Aquatic Toxicity of Waste Stream NanoparticlesEPA Grant Number: R833317
Title: Aquatic Toxicity of Waste Stream Nanoparticles
Investigators: Gordon, Terry , Chen, Lung Chi , Wirgin, Isaac
Institution: New York University
EPA Project Officer: Packard, Benjamin H
Project Period: October 1, 2006 through September 30, 2009
Project Amount: $399,827
RFA: Exploratory Research: Nanotechnology Research Grants Investigating Environmental and Human Health Effects of Manufactured Nanomaterials: a Joint Research Solicitation-EPA, NSF, NIOSH, NIEHS (2006) RFA Text | Recipients Lists
Research Category: Nanotechnology , Health Effects , Health , Safer Chemicals
The objective of this study is to determine the biological consequences of nanoparticle contamination of the aquatic environment. We hypothesize that there will be a particle-type dependent difference in the developmental toxicity of manufactured nanoparticles in aquatic species, and in testing this hypothesis, we will: 1) measure the differential toxicity of several types of nanoparticles in an estuarine species of fish, Atlantic tomcod; and 2) identify whether the embryo and larval stage of development of tomcod are particularly susceptible to carbon nanoparticle vs. nanotube toxicity. A number of investigators have clearly demonstrated that nanoparticle toxicity in the mammalian lung is governed, in part, by particle size. Our own studies have demonstrated that freshly formed nanoparticles produce lung injury and inflammation in mice and the extent of adverse effects is influenced by particle type as well as genetic host factors. Little research has been published, however, on whether these physico-chemcial properties of nanoparticles influence their toxicity in aquatic species. Thus, while a considerable data base has been established to understand the influence of physico-chemical properties of nanoparticle toxicity in a gaseous medium, it will be critical to understand the ability of various nanoparticles to produce toxicity once they have entered the waste stream and the aquatic environment. In the proposed studies, a group of particle toxicologists will collaborate with a fish toxicologist to explore the toxicity of a variety of manufactured nanoparticles in an established fish model of aquatic toxicity.
To test the hypothesis that there is a particle-type dependent difference in the aquatic toxicity of manufactured nanomaterials, we will expand our preliminary results to examine the aquatic toxicity of a wide range of nanoparticles. Our primary approach is to study the toxicity of particles present in nanoparticle manufacturers’ waste products because they have the greatest opportunity of entering the aquatic environment.

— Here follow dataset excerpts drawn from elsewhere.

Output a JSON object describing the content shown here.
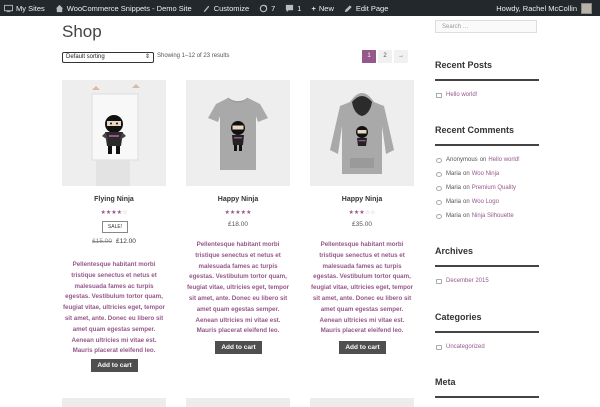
{
  "admin_bar": {
    "my_sites": "My Sites",
    "site_name": "WooCommerce Snippets - Demo Site",
    "customize": "Customize",
    "updates_count": "7",
    "comments_count": "1",
    "new_label": "New",
    "edit_page": "Edit Page",
    "howdy": "Howdy, Rachel McCollin"
  },
  "main": {
    "title": "Shop",
    "sort_value": "Default sorting",
    "result_count": "Showing 1–12 of 23 results",
    "pagination": [
      "1",
      "2",
      "→"
    ],
    "current_page": "1"
  },
  "products": [
    {
      "title": "Flying Ninja",
      "rating": 4,
      "sale_badge": "SALE!",
      "regular_price": "£15.00",
      "sale_price": "£12.00",
      "description": "Pellentesque habitant morbi tristique senectus et netus et malesuada fames ac turpis egestas. Vestibulum tortor quam, feugiat vitae, ultricies eget, tempor sit amet, ante. Donec eu libero sit amet quam egestas semper. Aenean ultricies mi vitae est. Mauris placerat eleifend leo.",
      "button": "Add to cart",
      "image": "ninja-poster"
    },
    {
      "title": "Happy Ninja",
      "rating": 5,
      "price": "£18.00",
      "description": "Pellentesque habitant morbi tristique senectus et netus et malesuada fames ac turpis egestas. Vestibulum tortor quam, feugiat vitae, ultricies eget, tempor sit amet, ante. Donec eu libero sit amet quam egestas semper. Aenean ultricies mi vitae est. Mauris placerat eleifend leo.",
      "button": "Add to cart",
      "image": "ninja-tshirt"
    },
    {
      "title": "Happy Ninja",
      "rating": 3,
      "price": "£35.00",
      "description": "Pellentesque habitant morbi tristique senectus et netus et malesuada fames ac turpis egestas. Vestibulum tortor quam, feugiat vitae, ultricies eget, tempor sit amet, ante. Donec eu libero sit amet quam egestas semper. Aenean ultricies mi vitae est. Mauris placerat eleifend leo.",
      "button": "Add to cart",
      "image": "ninja-hoodie"
    }
  ],
  "sidebar": {
    "search_placeholder": "Search …",
    "recent_posts": {
      "title": "Recent Posts",
      "items": [
        "Hello world!"
      ]
    },
    "recent_comments": {
      "title": "Recent Comments",
      "on_word": "on",
      "items": [
        {
          "author": "Anonymous",
          "post": "Hello world!"
        },
        {
          "author": "Maria",
          "post": "Woo Ninja"
        },
        {
          "author": "Maria",
          "post": "Premium Quality"
        },
        {
          "author": "Maria",
          "post": "Woo Logo"
        },
        {
          "author": "Maria",
          "post": "Ninja Silhouette"
        }
      ]
    },
    "archives": {
      "title": "Archives",
      "items": [
        "December 2015"
      ]
    },
    "categories": {
      "title": "Categories",
      "items": [
        "Uncategorized"
      ]
    },
    "meta": {
      "title": "Meta"
    }
  },
  "colors": {
    "admin_bar": "#23282d",
    "accent": "#96588a",
    "button": "#4f4f4f"
  }
}
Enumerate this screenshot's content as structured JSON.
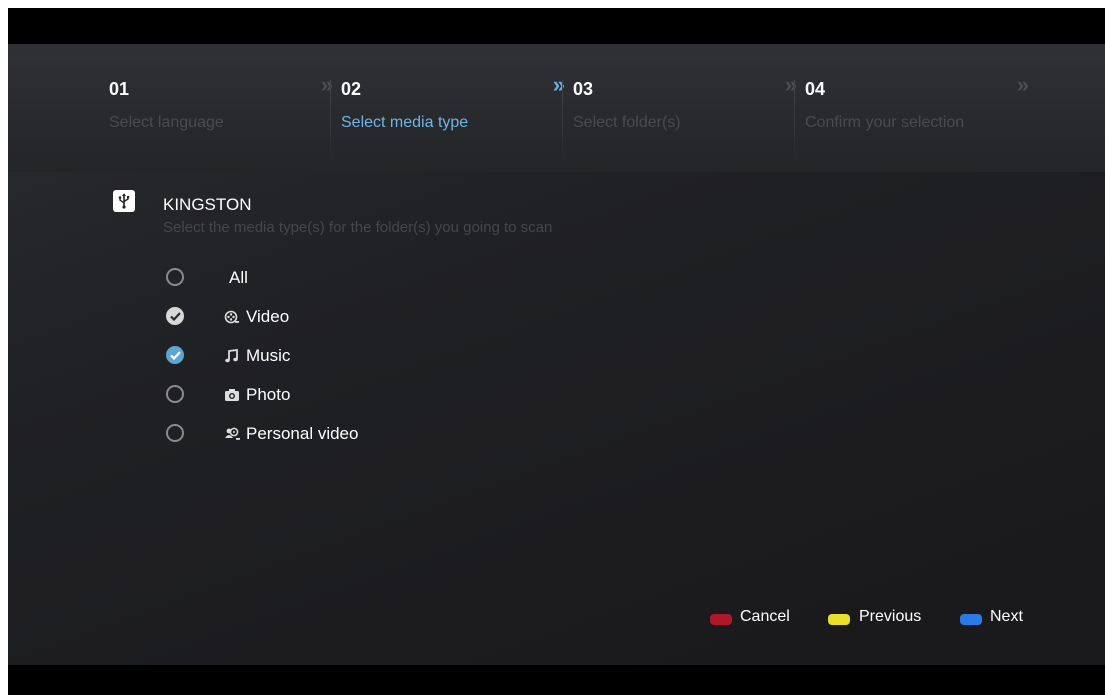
{
  "steps": [
    {
      "number": "01",
      "label": "Select language",
      "state": "done"
    },
    {
      "number": "02",
      "label": "Select media type",
      "state": "active"
    },
    {
      "number": "03",
      "label": "Select folder(s)",
      "state": "upcoming"
    },
    {
      "number": "04",
      "label": "Confirm your selection",
      "state": "upcoming"
    }
  ],
  "step_arrow_glyph": "»",
  "device": {
    "name": "KINGSTON",
    "icon": "usb-icon"
  },
  "hint": "Select the media type(s) for the folder(s) you going to scan",
  "options": [
    {
      "label": "All",
      "checked": false,
      "icon": null
    },
    {
      "label": "Video",
      "checked": true,
      "icon": "video-icon"
    },
    {
      "label": "Music",
      "checked": true,
      "icon": "music-icon",
      "highlighted": true
    },
    {
      "label": "Photo",
      "checked": false,
      "icon": "camera-icon"
    },
    {
      "label": "Personal video",
      "checked": false,
      "icon": "personal-video-icon"
    }
  ],
  "footer": {
    "cancel": "Cancel",
    "previous": "Previous",
    "next": "Next"
  },
  "colors": {
    "accent": "#5fb1e8",
    "cancel_key": "#b0182a",
    "previous_key": "#e8e02a",
    "next_key": "#2a7ae8"
  }
}
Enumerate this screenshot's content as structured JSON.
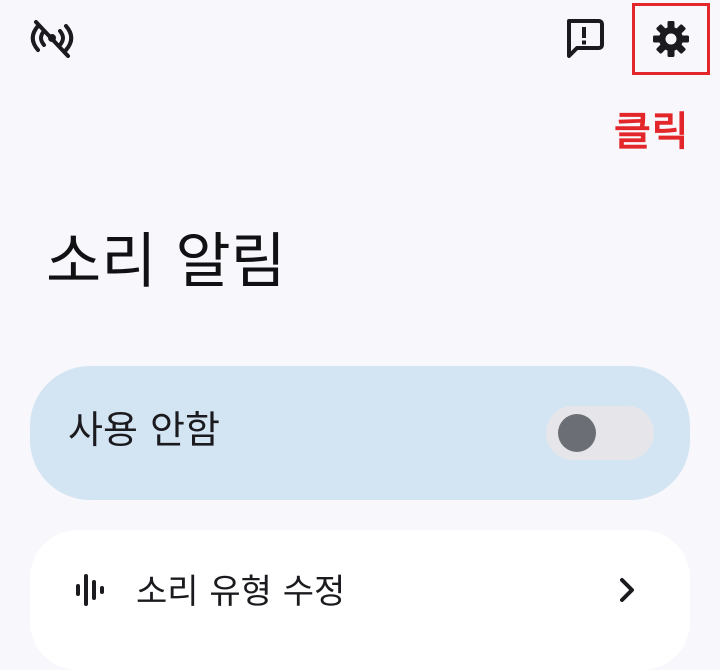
{
  "top_bar": {
    "left_icon": "signal-off-icon",
    "feedback_icon": "feedback-icon",
    "settings_icon": "gear-icon"
  },
  "annotation": {
    "label": "클릭",
    "color": "#e3262a"
  },
  "page": {
    "title": "소리 알림"
  },
  "toggle_card": {
    "label": "사용 안함",
    "state": "off",
    "background": "#d3e4f3"
  },
  "list": {
    "items": [
      {
        "icon": "waveform-icon",
        "label": "소리 유형 수정",
        "trailing_icon": "chevron-right-icon"
      }
    ]
  }
}
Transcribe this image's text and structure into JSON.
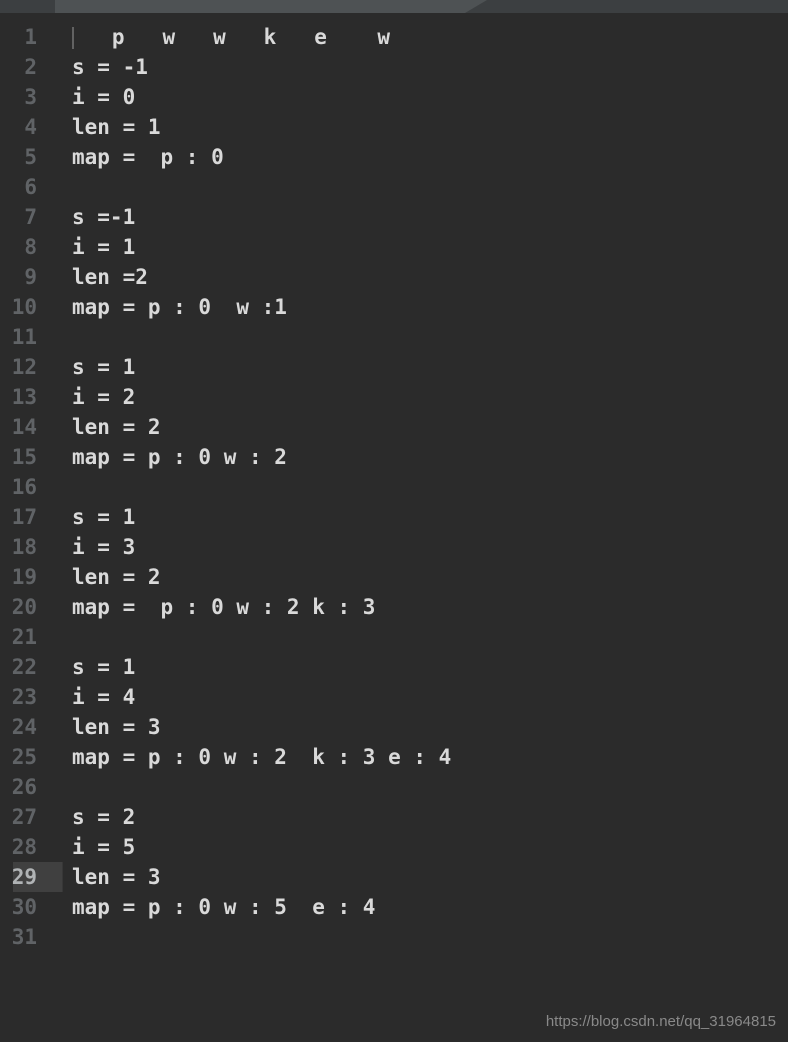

We propose to study nanoparticle toxicity in tomcod fish at sensitive developmental stages: embryo and larval stages. The proposed endpoints will include: 1) basic toxicity endpoints (e.g., survival and time to hatching); 2) developmental morphology; 3) behavior (larval activity); and 4) gene expression changes.
As determined in preliminary studies, we expect that nanoparticle toxicity will be influenced by a variety of exposure conditions including particle type (e.g., carbon toner particle vs. fullerene vs. nanotube), particle concentration, stage of manufacturing process (e.g., raw soot precursor material vs. purified final material vs. sludge waste product), and the natural composition of the aqueous medium. By careful analysis of the several endpoints included in the proposed developmental toxicity experiments, this work will provide key information regarding the toxicity of emerging nanoparticle technologies and the data obtained in the proposed aquatic studies can readily be used for extrapolation to ambient environments. In summary, the results from this proposal address a number of the research needs identified in this solicitation, including toxicity and exposure assessment.